EVALUATION
Since the Inflater/Deflaters are not explicitly closed, their memory is only freed by the finalizer which cannot be relied upon to occur in a timely manner. So getting an OutOfMemoryError from this program is not a bug.
However, there may be a problem since the VM throws the error but does not crash in 1.4 and it throws then crashes in 1.4.1 and 1.4.2. Since the Inflater and Deflater java and native code has not changed in years, I don't think this is a libraries problem. I am moving the bug to runtime.
###@###.### 2003-01-06
This is really two problems:
First, the libraries use a lot of non-Java (i.e., not garbage collectible) memory for these routines, which is preserved in the java memory and only deleted on finalize (from GC). The allocated space for the java memory item is itself very small. This has the effect of growing the total process space like crazy while the java allocated space remains quite small. This is demostrated by the use of GCALot, which forces GC. In that case, the process space remains small.
Second, the VM has places where it does not handle running out of memory. I suspect this will require significant effort to chase down.
###@###.### 2003-01-07
The 1.5.0 vm correctly throws an OOM and exits w/o crashing, so I'm
closing this bug as 'not a bug'.
###@###.### 2003-12-11
The JDC comment by rezaei says:
"How was this closed? The evaluation comment dated 2003-12-11
says "throws an OOM". That is NOT correct behavior for a
program that is not holding any references. The garbage
collector is badly broken if allocation of objects leads to
when no objects are reachable."
We're throwing an OOM not because the java heap is (anywhere close to) full,
but because the non-java (i.e., C/C++) heap is full: you can get an OOM
when either heap is full. The reason for the OOM is because unreachable, but
not yet finalized, java objects are holding pointers to C/C++ heap memory, and
that memory is deallocated pnly when the finalizers run. The JLS doesn't
specify when finalizers get run, so if the VM delays executing them long
enough, the C/C++ heap memory doesn't get freed soon enough to prevent an OOM.
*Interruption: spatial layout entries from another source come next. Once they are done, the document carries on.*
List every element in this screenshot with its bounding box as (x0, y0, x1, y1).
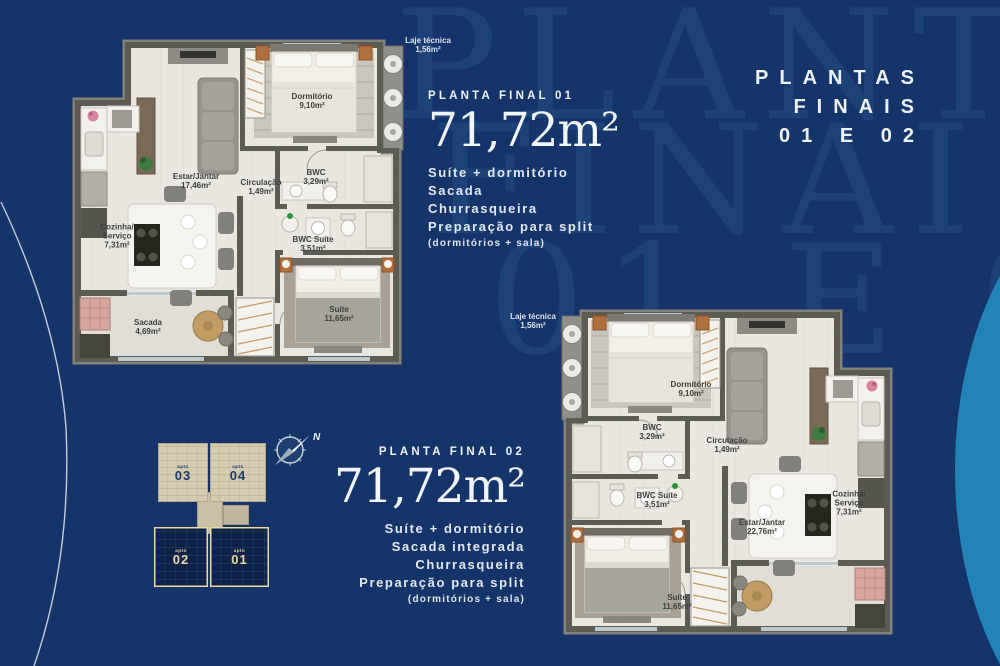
room-label-dormitorio-1: Dormitório 9,10m² (292, 92, 333, 110)
room-name: Cozinha/ (100, 223, 133, 232)
room-area: 1,56m² (510, 321, 556, 330)
plan1-heading: PLANTA FINAL 01 (428, 90, 619, 102)
room-area: 17,46m² (173, 181, 219, 190)
floor-plan-1-drawing (75, 42, 403, 362)
plan1-features: Suíte + dormitório Sacada Churrasqueira … (428, 164, 619, 249)
feature-item: Sacada (428, 182, 619, 200)
feature-item: Suíte + dormitório (334, 520, 525, 538)
room-name: Serviço (832, 499, 865, 508)
poster: PLANTAS FINAIS 01 E 02 Laje técnica 1,56… (0, 0, 1000, 666)
key-plan-hall (223, 505, 249, 525)
room-name: Dormitório (292, 92, 333, 101)
key-plan-unit-01: apto 01 (210, 527, 269, 587)
room-name: BWC (306, 168, 325, 177)
page-title: PLANTAS FINAIS 01 E 02 (755, 64, 914, 151)
feature-item: Preparação para split (428, 218, 619, 236)
feature-item: Churrasqueira (428, 200, 619, 218)
plan2-heading: PLANTA FINAL 02 (334, 446, 525, 458)
room-name: BWC (642, 423, 661, 432)
room-area: 1,56m² (405, 45, 451, 54)
room-name: Circulação (707, 436, 748, 445)
room-area: 3,29m² (639, 432, 664, 441)
room-area: 9,10m² (292, 101, 333, 110)
room-area: 3,51m² (293, 244, 334, 253)
feature-item: Preparação para split (334, 574, 525, 592)
feature-item: Suíte + dormitório (428, 164, 619, 182)
compass-icon: N (270, 426, 324, 472)
room-name: BWC Suíte (637, 491, 678, 500)
room-label-estar-jantar-2: Estar/Jantar 22,76m² (739, 518, 785, 536)
floor-plan-2 (561, 306, 897, 638)
room-name: Laje técnica (510, 312, 556, 321)
unit-number: 02 (173, 553, 189, 566)
room-area: 22,76m² (739, 527, 785, 536)
room-label-bwc-1: BWC 3,29m² (303, 168, 328, 186)
room-name: Laje técnica (405, 36, 451, 45)
plan1-features-note: (dormitórios + sala) (428, 238, 619, 249)
room-label-circulacao-2: Circulação 1,49m² (707, 436, 748, 454)
room-area: 11,65m² (662, 602, 691, 611)
plan2-area: 71,72m² (334, 460, 525, 514)
key-plan-unit-03: apto 03 (158, 443, 208, 502)
room-label-bwc-2: BWC 3,29m² (639, 423, 664, 441)
room-name: Sacada (134, 318, 162, 327)
room-area: 1,49m² (707, 445, 748, 454)
room-label-cozinha-2: Cozinha/ Serviço 7,31m² (832, 490, 865, 517)
room-label-suite-2: Suíte 11,65m² (662, 593, 691, 611)
plan1-text-block: PLANTA FINAL 01 71,72m² Suíte + dormitór… (428, 90, 619, 249)
room-area: 1,49m² (241, 187, 282, 196)
room-name: Serviço (100, 232, 133, 241)
room-area: 3,29m² (303, 177, 328, 186)
room-area: 11,65m² (324, 314, 353, 323)
room-label-bwc-suite-2: BWC Suíte 3,51m² (637, 491, 678, 509)
plan1-area: 71,72m² (428, 104, 619, 158)
room-name: Cozinha/ (832, 490, 865, 499)
floor-plan-2-drawing (562, 312, 890, 632)
title-line: PLANTAS (755, 64, 925, 93)
room-name: BWC Suíte (293, 235, 334, 244)
room-area: 7,31m² (100, 241, 133, 250)
plan2-text-block: PLANTA FINAL 02 71,72m² Suíte + dormitór… (334, 446, 525, 605)
room-name: Dormitório (671, 380, 712, 389)
feature-item: Sacada integrada (334, 538, 525, 556)
room-label-sacada-1: Sacada 4,69m² (134, 318, 162, 336)
room-label-bwc-suite-1: BWC Suíte 3,51m² (293, 235, 334, 253)
curve-line (1, 202, 67, 666)
room-label-circulacao-1: Circulação 1,49m² (241, 178, 282, 196)
unit-number: 03 (175, 469, 191, 482)
room-label-cozinha-1: Cozinha/ Serviço 7,31m² (100, 223, 133, 250)
room-label-estar-jantar-1: Estar/Jantar 17,46m² (173, 172, 219, 190)
room-area: 9,10m² (671, 389, 712, 398)
room-area: 7,31m² (832, 508, 865, 517)
compass-north-label: N (313, 432, 321, 443)
room-label-dormitorio-2: Dormitório 9,10m² (671, 380, 712, 398)
key-plan: apto 03 apto 04 apto 02 apto 01 (150, 438, 282, 593)
room-name: Suíte (329, 305, 349, 314)
room-area: 3,51m² (637, 500, 678, 509)
room-label-laje-tecnica-2: Laje técnica 1,56m² (510, 312, 556, 330)
title-line: 01 E 02 (755, 122, 925, 151)
title-line: FINAIS (755, 93, 925, 122)
room-name: Circulação (241, 178, 282, 187)
room-label-laje-tecnica-1: Laje técnica 1,56m² (405, 36, 451, 54)
room-name: Estar/Jantar (739, 518, 785, 527)
key-plan-unit-02: apto 02 (154, 527, 208, 587)
room-label-suite-1: Suíte 11,65m² (324, 305, 353, 323)
unit-number: 01 (231, 553, 247, 566)
room-name: Estar/Jantar (173, 172, 219, 181)
room-area: 4,69m² (134, 327, 162, 336)
unit-number: 04 (230, 469, 246, 482)
key-plan-unit-04: apto 04 (210, 443, 266, 502)
plan2-features-note: (dormitórios + sala) (334, 594, 525, 605)
feature-item: Churrasqueira (334, 556, 525, 574)
plan2-features: Suíte + dormitório Sacada integrada Chur… (334, 520, 525, 605)
room-name: Suíte (667, 593, 687, 602)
I'm reopening the bug and transferring it to the gc group, because when to run
finalizers is a gc policy decision.
###@###.### 2004-01-05
"I think we're seeing the usual problem with Java's inability to
collect non-heap-memory resources in a timely fashion.
The finalizable objects which can unmap the memory will be collected,
but the GC is not aware of the urgency, since they appear to be
simple small Java objects."
In the absence of a general solution to the non-heap resource
exhaustion problem, users of classes with close() methods should
make sure to call them as soon as possible.
The problem is more thoroughly explained in
5092131: using 1 MB pagesize throws "not enough space" error with 32bit JVM
###@###.### 10/15/04 20:51 GMT
Any attempt to fix this problem would require some surgery
of GC policy -- and to make the GC subsystem aware of
non-Java-heap resource exhaustion and to react to such
exhaustion with GC (presumably to get the finalizable
objects on to the reference handler queues) and tnen to
wait sufficiently long for the finalizers to run
before attempting to allocate said limited resource.
Such a policy architecture would take some effort to
implement properly, and will not be attempted for Mustang
because of, ahem, resource limitations. We are deferring
consideration of this bug to the Dolphin time-frame.